Anorexia can be a sensitive topic but Lynn explores it with detailed insight and refreshing frankness. The fact that men are often excluded from conversations surrounding eating disorders makes Lynn’s play particularly distinctive.
“My ex-boyfriend was anorexic and his experience was so different to every other portrayal I’d seen represented in the culture around me, so I wanted more to write about that than write about Anorexia with a capital A,” she tells me. “A lot of the experience of the disorder discussed in the play comes from his direct testimony, and I’ll always be grateful to him for his generosity and support in writing the play.”
I applaud her desire to write about something so important and we go on to discuss the ways in which issues like mental health can be explored in theatre. “All art is an empathy machine; it allows you to see the world through a radically different perspective, and I think live theatre is the most radical form of this – you sit in a dark room and share oxygen with a bunch of strangers while you witness the experiences of people from a totally different world to you, people you might otherwise never come into contact with, be that because of their race, age, background, sexuality or whatever. So I think it’s a great medium to explore any issue.”
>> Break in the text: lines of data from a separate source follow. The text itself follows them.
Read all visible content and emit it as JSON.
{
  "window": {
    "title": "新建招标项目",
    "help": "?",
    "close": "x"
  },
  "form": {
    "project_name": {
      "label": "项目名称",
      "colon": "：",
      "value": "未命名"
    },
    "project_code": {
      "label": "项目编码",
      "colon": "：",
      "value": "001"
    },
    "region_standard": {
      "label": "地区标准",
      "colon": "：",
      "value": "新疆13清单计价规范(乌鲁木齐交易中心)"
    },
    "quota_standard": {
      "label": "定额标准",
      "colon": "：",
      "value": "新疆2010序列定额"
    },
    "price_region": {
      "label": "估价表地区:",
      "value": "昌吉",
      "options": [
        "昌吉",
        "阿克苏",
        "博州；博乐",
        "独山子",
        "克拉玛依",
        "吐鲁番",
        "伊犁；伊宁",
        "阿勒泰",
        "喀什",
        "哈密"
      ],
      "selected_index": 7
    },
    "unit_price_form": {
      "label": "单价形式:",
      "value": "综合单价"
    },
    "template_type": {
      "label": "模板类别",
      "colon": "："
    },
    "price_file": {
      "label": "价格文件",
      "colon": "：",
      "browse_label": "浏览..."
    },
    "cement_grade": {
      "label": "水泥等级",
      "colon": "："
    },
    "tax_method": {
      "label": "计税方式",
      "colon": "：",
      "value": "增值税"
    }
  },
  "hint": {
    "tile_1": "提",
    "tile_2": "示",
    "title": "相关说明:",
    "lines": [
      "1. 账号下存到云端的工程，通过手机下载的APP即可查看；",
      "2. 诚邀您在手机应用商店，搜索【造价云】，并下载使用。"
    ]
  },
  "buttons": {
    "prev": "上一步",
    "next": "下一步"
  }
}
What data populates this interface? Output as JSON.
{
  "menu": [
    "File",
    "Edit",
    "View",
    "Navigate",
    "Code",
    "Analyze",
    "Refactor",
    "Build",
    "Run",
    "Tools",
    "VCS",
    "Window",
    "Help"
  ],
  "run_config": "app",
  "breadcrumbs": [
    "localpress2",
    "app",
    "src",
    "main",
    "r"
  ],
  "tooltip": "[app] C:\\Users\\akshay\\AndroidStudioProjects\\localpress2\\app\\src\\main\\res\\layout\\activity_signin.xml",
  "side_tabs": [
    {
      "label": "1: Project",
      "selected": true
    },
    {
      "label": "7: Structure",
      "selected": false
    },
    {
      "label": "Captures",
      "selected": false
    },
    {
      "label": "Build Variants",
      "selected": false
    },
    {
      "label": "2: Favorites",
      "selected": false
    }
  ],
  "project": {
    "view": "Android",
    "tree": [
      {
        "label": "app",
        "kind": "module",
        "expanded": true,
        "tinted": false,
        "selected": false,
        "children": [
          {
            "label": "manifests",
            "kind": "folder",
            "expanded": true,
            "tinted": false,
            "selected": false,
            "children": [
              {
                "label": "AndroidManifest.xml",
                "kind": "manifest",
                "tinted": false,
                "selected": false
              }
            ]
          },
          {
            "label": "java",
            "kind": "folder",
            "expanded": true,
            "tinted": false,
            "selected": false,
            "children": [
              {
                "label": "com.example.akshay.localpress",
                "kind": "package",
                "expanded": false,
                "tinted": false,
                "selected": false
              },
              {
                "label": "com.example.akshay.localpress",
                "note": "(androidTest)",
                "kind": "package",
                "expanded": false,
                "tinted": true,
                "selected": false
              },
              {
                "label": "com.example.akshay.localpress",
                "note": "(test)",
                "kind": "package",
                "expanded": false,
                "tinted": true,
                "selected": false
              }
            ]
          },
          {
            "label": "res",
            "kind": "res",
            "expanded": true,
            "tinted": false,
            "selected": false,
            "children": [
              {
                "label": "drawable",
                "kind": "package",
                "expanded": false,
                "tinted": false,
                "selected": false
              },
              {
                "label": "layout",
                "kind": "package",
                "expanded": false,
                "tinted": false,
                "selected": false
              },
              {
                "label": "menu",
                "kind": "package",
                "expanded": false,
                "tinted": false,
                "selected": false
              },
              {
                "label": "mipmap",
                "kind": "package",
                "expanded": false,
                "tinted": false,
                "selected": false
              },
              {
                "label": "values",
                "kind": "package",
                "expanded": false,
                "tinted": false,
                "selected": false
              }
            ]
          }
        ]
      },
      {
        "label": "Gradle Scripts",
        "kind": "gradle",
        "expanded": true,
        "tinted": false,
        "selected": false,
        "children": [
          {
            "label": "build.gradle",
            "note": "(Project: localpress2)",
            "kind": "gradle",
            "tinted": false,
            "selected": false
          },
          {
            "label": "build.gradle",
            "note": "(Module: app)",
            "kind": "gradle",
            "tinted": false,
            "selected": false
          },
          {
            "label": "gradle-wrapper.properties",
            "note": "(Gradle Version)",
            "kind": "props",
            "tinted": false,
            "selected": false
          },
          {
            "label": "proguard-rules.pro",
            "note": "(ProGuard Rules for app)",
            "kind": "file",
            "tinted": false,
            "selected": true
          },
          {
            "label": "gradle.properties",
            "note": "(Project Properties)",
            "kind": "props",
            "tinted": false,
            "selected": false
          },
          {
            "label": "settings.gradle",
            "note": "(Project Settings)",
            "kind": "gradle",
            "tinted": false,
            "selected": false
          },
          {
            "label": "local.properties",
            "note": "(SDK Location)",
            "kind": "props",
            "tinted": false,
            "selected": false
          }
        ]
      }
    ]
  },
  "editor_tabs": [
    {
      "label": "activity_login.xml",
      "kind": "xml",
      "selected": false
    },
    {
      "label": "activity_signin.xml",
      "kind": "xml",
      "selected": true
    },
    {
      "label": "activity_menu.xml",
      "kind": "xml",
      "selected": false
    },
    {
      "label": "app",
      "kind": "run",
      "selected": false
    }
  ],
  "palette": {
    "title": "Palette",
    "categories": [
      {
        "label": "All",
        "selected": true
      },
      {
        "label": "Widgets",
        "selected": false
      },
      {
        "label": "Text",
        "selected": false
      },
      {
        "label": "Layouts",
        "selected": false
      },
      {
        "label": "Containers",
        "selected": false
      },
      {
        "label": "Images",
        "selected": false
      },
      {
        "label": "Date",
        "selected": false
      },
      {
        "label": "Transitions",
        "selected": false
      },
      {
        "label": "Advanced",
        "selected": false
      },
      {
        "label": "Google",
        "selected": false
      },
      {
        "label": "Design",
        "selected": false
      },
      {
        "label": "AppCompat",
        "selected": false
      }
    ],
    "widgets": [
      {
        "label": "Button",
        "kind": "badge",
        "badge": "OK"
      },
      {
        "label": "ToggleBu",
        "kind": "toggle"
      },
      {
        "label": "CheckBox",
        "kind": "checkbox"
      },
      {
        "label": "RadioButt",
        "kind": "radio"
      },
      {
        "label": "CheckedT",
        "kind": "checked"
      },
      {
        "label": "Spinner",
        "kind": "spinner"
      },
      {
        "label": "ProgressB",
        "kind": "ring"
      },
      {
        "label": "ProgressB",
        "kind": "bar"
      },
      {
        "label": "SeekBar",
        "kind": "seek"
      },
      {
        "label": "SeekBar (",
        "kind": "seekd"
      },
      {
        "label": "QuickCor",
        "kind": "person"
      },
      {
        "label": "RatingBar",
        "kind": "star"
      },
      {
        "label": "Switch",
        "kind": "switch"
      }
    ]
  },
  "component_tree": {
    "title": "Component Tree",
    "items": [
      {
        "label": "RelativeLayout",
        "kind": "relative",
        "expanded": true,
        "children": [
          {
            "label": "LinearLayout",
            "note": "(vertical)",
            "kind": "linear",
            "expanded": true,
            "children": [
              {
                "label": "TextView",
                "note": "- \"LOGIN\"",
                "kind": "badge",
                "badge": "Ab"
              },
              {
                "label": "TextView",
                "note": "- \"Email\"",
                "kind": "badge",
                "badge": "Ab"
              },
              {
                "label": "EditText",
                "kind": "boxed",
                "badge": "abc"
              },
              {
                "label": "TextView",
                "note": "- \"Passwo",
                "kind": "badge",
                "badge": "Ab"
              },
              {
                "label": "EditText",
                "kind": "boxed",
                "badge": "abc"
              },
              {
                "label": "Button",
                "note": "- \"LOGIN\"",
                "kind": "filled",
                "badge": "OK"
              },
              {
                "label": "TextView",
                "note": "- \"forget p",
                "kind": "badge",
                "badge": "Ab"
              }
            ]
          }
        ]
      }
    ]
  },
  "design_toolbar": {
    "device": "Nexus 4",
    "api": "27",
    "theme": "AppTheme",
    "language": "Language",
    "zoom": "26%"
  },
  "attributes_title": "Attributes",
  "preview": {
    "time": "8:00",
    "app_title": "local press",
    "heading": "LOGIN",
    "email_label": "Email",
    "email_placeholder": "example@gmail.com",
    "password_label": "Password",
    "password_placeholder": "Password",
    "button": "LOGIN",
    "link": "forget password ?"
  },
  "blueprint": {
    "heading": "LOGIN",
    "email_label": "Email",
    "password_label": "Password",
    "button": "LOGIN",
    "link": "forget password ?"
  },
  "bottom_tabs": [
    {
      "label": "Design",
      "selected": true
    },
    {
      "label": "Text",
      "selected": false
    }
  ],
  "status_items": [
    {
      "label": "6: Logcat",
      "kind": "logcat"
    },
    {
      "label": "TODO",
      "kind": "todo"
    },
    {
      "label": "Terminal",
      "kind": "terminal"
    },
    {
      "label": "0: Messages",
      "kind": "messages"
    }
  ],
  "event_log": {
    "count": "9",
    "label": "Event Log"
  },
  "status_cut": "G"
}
The play tackles anorexia, but I experienced so much more than that when I saw it back in 2013. It’s no wonder, because, as Lynn explains, “The disorder provides a poetic and high-stakes context for the characters’ real problem, their painful history. It’s about stubbornness and tough love and desperation and forgiveness and what it means to really love someone so much you’d do anything for them, even if you can’t stand to be in the same room as them. And it’s about something else pretty major, but that’s a surprise...”
With so many hard-hitting, gritty issues and feelings, I imagine that it must have been a tough writing process. “I actually wrote the opening scene for LEAN as part of my Drama BA, and as I didn’t have to finish it I didn’t worry too much about how the rest of the play would function!”, she admits.
“So when I decided it was an important story and I should complete the work, my challenge was making sure all the seeds I’d sown in that first scene came to fruit successfully by the end. It meant the piece was more rich and complex than it might have been otherwise, but it wasn’t easy!”
I tell her about the rich array of theatre that is put on in Cambridge and ask her why she thinks people should come and see LEAN: “I guarantee you’ll look at the world a little differently afterwards. Just a little. You’ll see your family differently, your lovers differently, especially anorexics differently. And one thing I should say is no matter how black the humour is, you’re allowed to laugh. Because it’s funny. I promise.” And she’s right; I remember how hard it was to stifle frequent laughter while watching the original performance.
LEAN has stayed with me, and I took away a new perception of eating disorders and a different consideration of the relationships I have with the people close to me.
“I hope people take away some lessons about how to be kinder to each other, even if you think the other person is being an idiot. Even if they really are being an idiot,” she adds.
“I’d generally like to see more acceptance in the world of people different to ourselves, and if LEAN contributes to that somehow I’ll be very happy. Fingers crossed.”